In ambito musicale capita spesso di imbattersi in talenti che, per eccessiva devozione ai propri ascolti, poco coraggio o un’identità non ancora ben delineata, finiscono per soffocare capacità chiaramente tangibili in un mare di mediocrità. E’ questo il caso dei Whenlovefinishes che, con questo loro debutto, si limitano a dosare buone idee, a sprazzi ed in maniera frammentaria, che vanno a perdersi e confondersi tra troppi riferimenti ed una certa sufficienza.
A cavallo tra la fortissima ondata metalcore e band dalla chiara matrice “etnica” come Soulfly ed Ektomorf il prodotto dei nostri non riesce, se non in troppo sporadici episodi, a centrare l’obiettivo di differenziarsi dai più. I motivi? Piuttosto variegati. In primis una produzione eccessivamente deficitaria che si pone anche sotto lo standard delle uscite autoprodotte più dignitose: suoni ovattati, ritmi sgonfi e voce che non arriva lontana perdendo potenza.
In un contesto del genere anche un capolavoro dell’estremo, cosa da cui “Destruction Technique Of An Established Order” è piuttosto lontano, verrebbe deficitato perdendo grande valore. Pur volendo chiudere gli occhi sulla qualità dei suoni, però, il quadro migliora non di molto. I brani, tutti molto violenti e tirati, non fanno molto per nascondere scomode influenze che, pesanti come macigni, intaccano qualche raro sussulto a cui la band avrebbe dovuto dare più credito e peso. Sussulti materializzati da un uso di samples, effetti ed inserti alternativi che, in quei rari casi in cui sono parte integrante del songwriting e non un contorno che allunga il brodo, donano personalità ed un profilo ai pezzi. Non è un caso che in quei cinquanta minuti della durata del disco, risultanti davvero troppi per un album del genere, ci si immerge in un apparente mare si monotonìa spezzato solo da rare occasioni in cui la band osa con elettronica, effetti e persino voci femminili usate con intelligenza e parsimonia. Tutto il resto rimane, purtroppo per i ragazzi e per il sudore senz’altro versato nell’opera, lavoro troppo ordinario e noia dominante mai equilibrata dai pochi spunti già citati.

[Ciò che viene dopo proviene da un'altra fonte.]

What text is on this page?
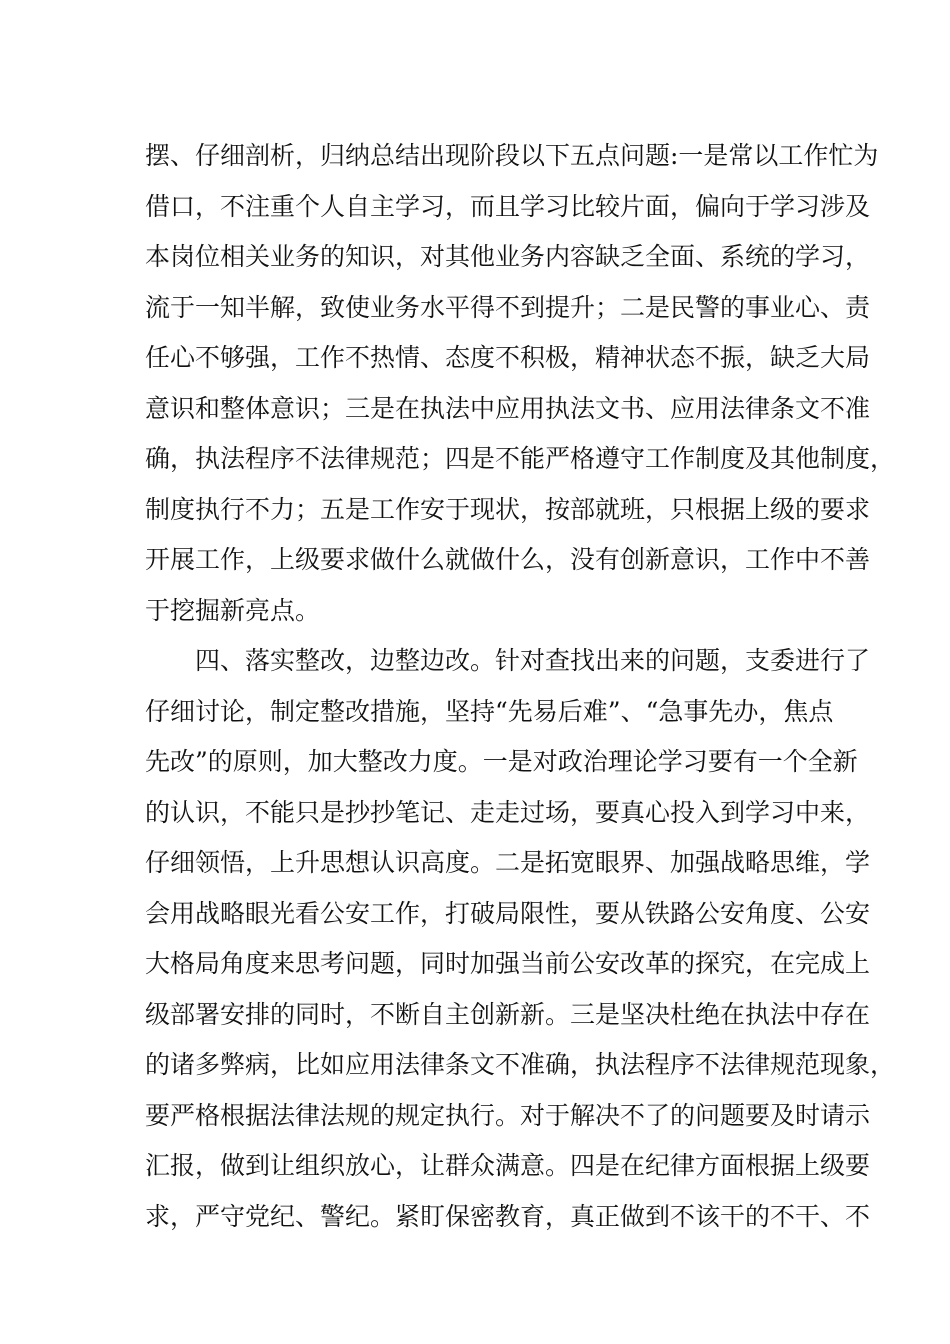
摆、仔细剖析，归纳总结出现阶段以下五点问题:一是常以工作忙为
借口，不注重个人自主学习，而且学习比较片面，偏向于学习涉及
本岗位相关业务的知识，对其他业务内容缺乏全面、系统的学习，
流于一知半解，致使业务水平得不到提升；二是民警的事业心、责
任心不够强，工作不热情、态度不积极，精神状态不振，缺乏大局
意识和整体意识；三是在执法中应用执法文书、应用法律条文不准
确，执法程序不法律规范；四是不能严格遵守工作制度及其他制度，
制度执行不力；五是工作安于现状，按部就班，只根据上级的要求
开展工作，上级要求做什么就做什么，没有创新意识，工作中不善
于挖掘新亮点。
四、落实整改，边整边改。针对查找出来的问题，支委进行了
仔细讨论，制定整改措施，坚持“先易后难”、“急事先办，焦点
先改”的原则，加大整改力度。一是对政治理论学习要有一个全新
的认识，不能只是抄抄笔记、走走过场，要真心投入到学习中来，
仔细领悟，上升思想认识高度。二是拓宽眼界、加强战略思维，学
会用战略眼光看公安工作，打破局限性，要从铁路公安角度、公安
大格局角度来思考问题，同时加强当前公安改革的探究，在完成上
级部署安排的同时，不断自主创新新。三是坚决杜绝在执法中存在
的诸多弊病，比如应用法律条文不准确，执法程序不法律规范现象，
要严格根据法律法规的规定执行。对于解决不了的问题要及时请示
汇报，做到让组织放心，让群众满意。四是在纪律方面根据上级要
求，严守党纪、警纪。紧盯保密教育，真正做到不该干的不干、不
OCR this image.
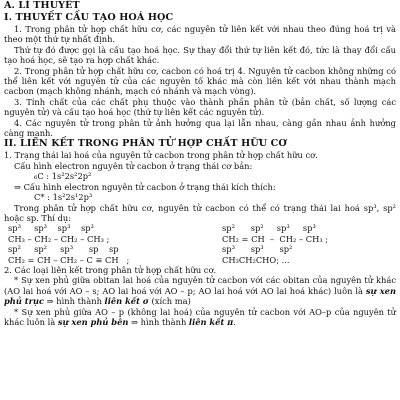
A. LÍ THUYẾT
I. THUYẾT CẤU TẠO HOÁ HỌC
1. Trong phân tử hợp chất hữu cơ, các nguyên tử liên kết với nhau theo đúng hoá trị và theo một thứ tự nhất định.
Thứ tự đó được gọi là cấu tạo hoá học. Sự thay đổi thứ tự liên kết đó, tức là thay đổi cấu tạo hoá học, sẽ tạo ra hợp chất khác.
2. Trong phân tử hợp chất hữu cơ, cacbon có hoá trị 4. Nguyên tử cacbon không những có thể liên kết với nguyên tử của các nguyên tố khác mà còn liên kết với nhau thành mạch cacbon (mạch không nhánh, mạch có nhánh và mạch vòng).
3. Tính chất của các chất phụ thuộc vào thành phần phân tử (bản chất, số lượng các nguyên tử) và cấu tạo hoá học (thứ tự liên kết các nguyên tử).
4. Các nguyên tử trong phân tử ảnh hưởng qua lại lẫn nhau, càng gần nhau ảnh hưởng càng mạnh.
II. LIÊN KẾT TRONG PHÂN TỬ HỢP CHẤT HỮU CƠ
1. Trạng thái lai hoá của nguyên tử cacbon trong phân tử hợp chất hữu cơ.
Cấu hình electron nguyên tử cacbon ở trạng thái cơ bản:
₆C : 1s²2s²2p²
⇒ Cấu hình electron nguyên tử cacbon ở trạng thái kích thích:
C* : 1s²2s¹2p³
Trong phân tử hợp chất hữu cơ, nguyên tử cacbon có thể có trạng thái lai hoá sp³, sp² hoặc sp. Thí dụ:
sp³     sp³    sp³    sp³	sp²      sp²     sp³     sp³
CH₃ – CH₂ – CH₂ – CH₃ ;	CH₂ = CH  –  CH₂ – CH₃ ;
sp²     sp²     sp³      sp    sp	sp³      sp³      sp²
CH₂ = CH – CH₂ – C ≡ CH   ;	CH₃CH₂CHO; ...
2. Các loại liên kết trong phân tử hợp chất hữu cơ.
* Sự xen phủ giữa obitan lai hoá của nguyên tử cacbon với các obitan của nguyên tử khác (AO lai hoá với AO – s; AO lai hoá với AO – p; AO lai hoá với AO lai hoá khác) luôn là sự xen phủ trục ⇒ hình thành liên kết σ (xích ma)
* Sự xen phủ giữa AO – p (không lai hoá) của nguyên tử cacbon với AO–p của nguyên tử khác luôn là sự xen phủ bên ⇒ hình thành liên kết π.
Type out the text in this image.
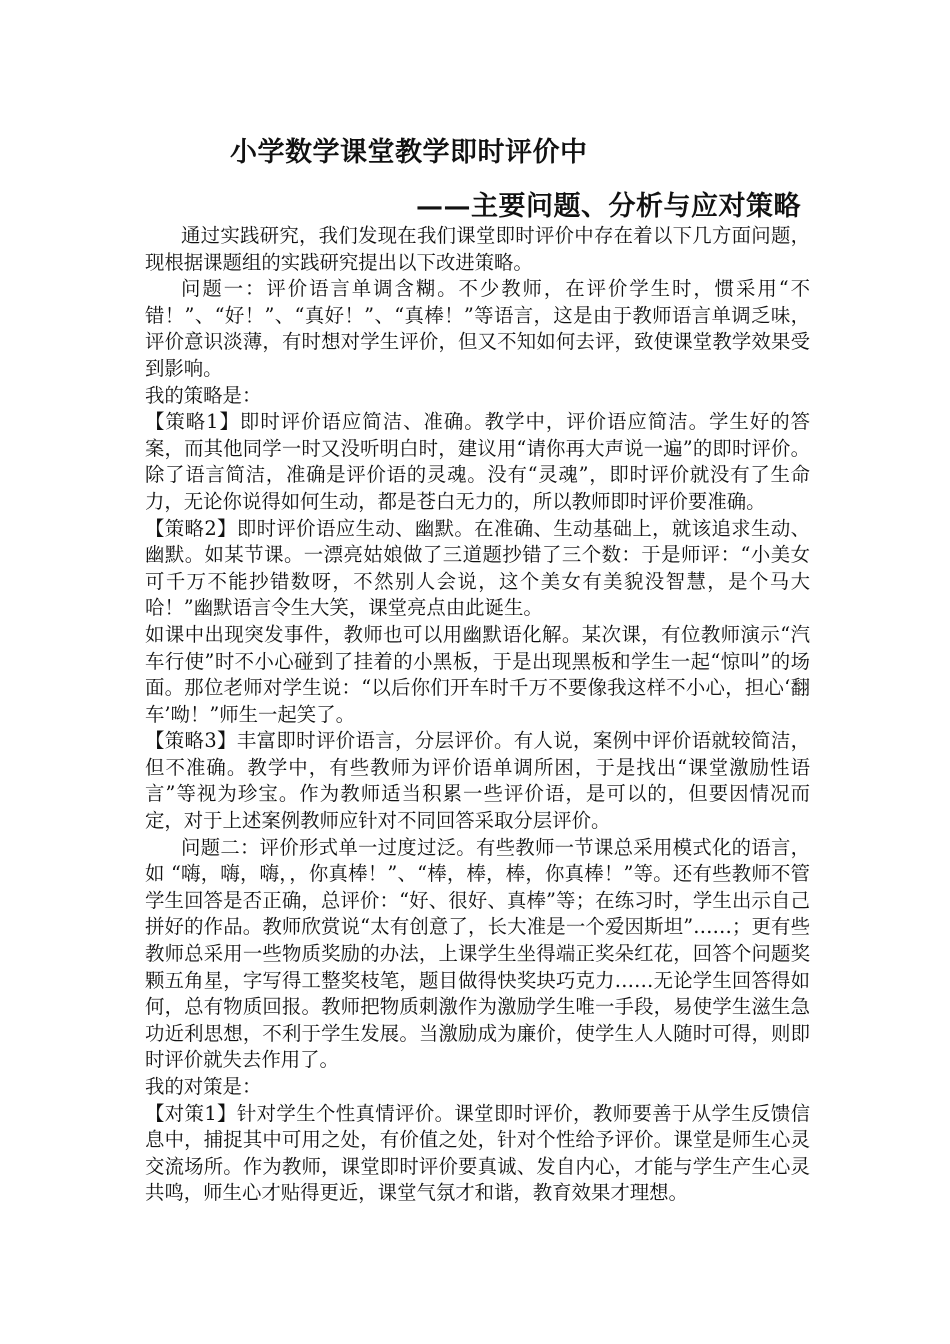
小学数学课堂教学即时评价中
——主要问题、分析与应对策略

通过实践研究，我们发现在我们课堂即时评价中存在着以下几方面问题，现根据课题组的实践研究提出以下改进策略。

问题一：评价语言单调含糊。不少教师，在评价学生时，惯采用“不错！”、“好！”、“真好！”、“真棒！”等语言，这是由于教师语言单调乏味，评价意识淡薄，有时想对学生评价，但又不知如何去评，致使课堂教学效果受到影响。

我的策略是：

【策略1】即时评价语应简洁、准确。教学中，评价语应简洁。学生好的答案，而其他同学一时又没听明白时，建议用“请你再大声说一遍”的即时评价。除了语言简洁，准确是评价语的灵魂。没有“灵魂”，即时评价就没有了生命力，无论你说得如何生动，都是苍白无力的，所以教师即时评价要准确。

【策略2】即时评价语应生动、幽默。在准确、生动基础上，就该追求生动、幽默。如某节课。一漂亮姑娘做了三道题抄错了三个数：于是师评：“小美女可千万不能抄错数呀，不然别人会说，这个美女有美貌没智慧，是个马大哈！”幽默语言令生大笑，课堂亮点由此诞生。

如课中出现突发事件，教师也可以用幽默语化解。某次课，有位教师演示“汽车行使”时不小心碰到了挂着的小黑板，于是出现黑板和学生一起“惊叫”的场面。那位老师对学生说：“以后你们开车时千万不要像我这样不小心，担心‘翻车’呦！”师生一起笑了。

【策略3】丰富即时评价语言，分层评价。有人说，案例中评价语就较简洁，但不准确。教学中，有些教师为评价语单调所困，于是找出“课堂激励性语言”等视为珍宝。作为教师适当积累一些评价语，是可以的，但要因情况而定，对于上述案例教师应针对不同回答采取分层评价。

问题二：评价形式单一过度过泛。有些教师一节课总采用模式化的语言，如 “嗨，嗨，嗨，，你真棒！”、“棒，棒，棒，你真棒！”等。还有些教师不管学生回答是否正确，总评价：“好、很好、真棒”等；在练习时，学生出示自己拼好的作品。教师欣赏说“太有创意了，长大准是一个爱因斯坦”……；更有些教师总采用一些物质奖励的办法，上课学生坐得端正奖朵红花，回答个问题奖颗五角星，字写得工整奖枝笔，题目做得快奖块巧克力……无论学生回答得如何，总有物质回报。教师把物质刺激作为激励学生唯一手段，易使学生滋生急功近利思想，不利于学生发展。当激励成为廉价，使学生人人随时可得，则即时评价就失去作用了。

我的对策是：

【对策1】针对学生个性真情评价。课堂即时评价，教师要善于从学生反馈信息中，捕捉其中可用之处，有价值之处，针对个性给予评价。课堂是师生心灵交流场所。作为教师，课堂即时评价要真诚、发自内心，才能与学生产生心灵共鸣，师生心才贴得更近，课堂气氛才和谐，教育效果才理想。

Un artwork minimale ed una pronuncia della lingua inglese da parte del frontman davvero migliorabile, pur risultando semplici particolari, affondano un lavoro di buone intenzioni e capacità mal sfruttate. Capacità, unite ad idee, inopinabili che non possono rimanere espresse a singhiozzi e che ci si augura di ritrovare, magari con una buona dosa di coraggio ed indipendenza in più, nel successore di “Destruction Technique Of An Established Order”. Per ora, evitabili senza danni.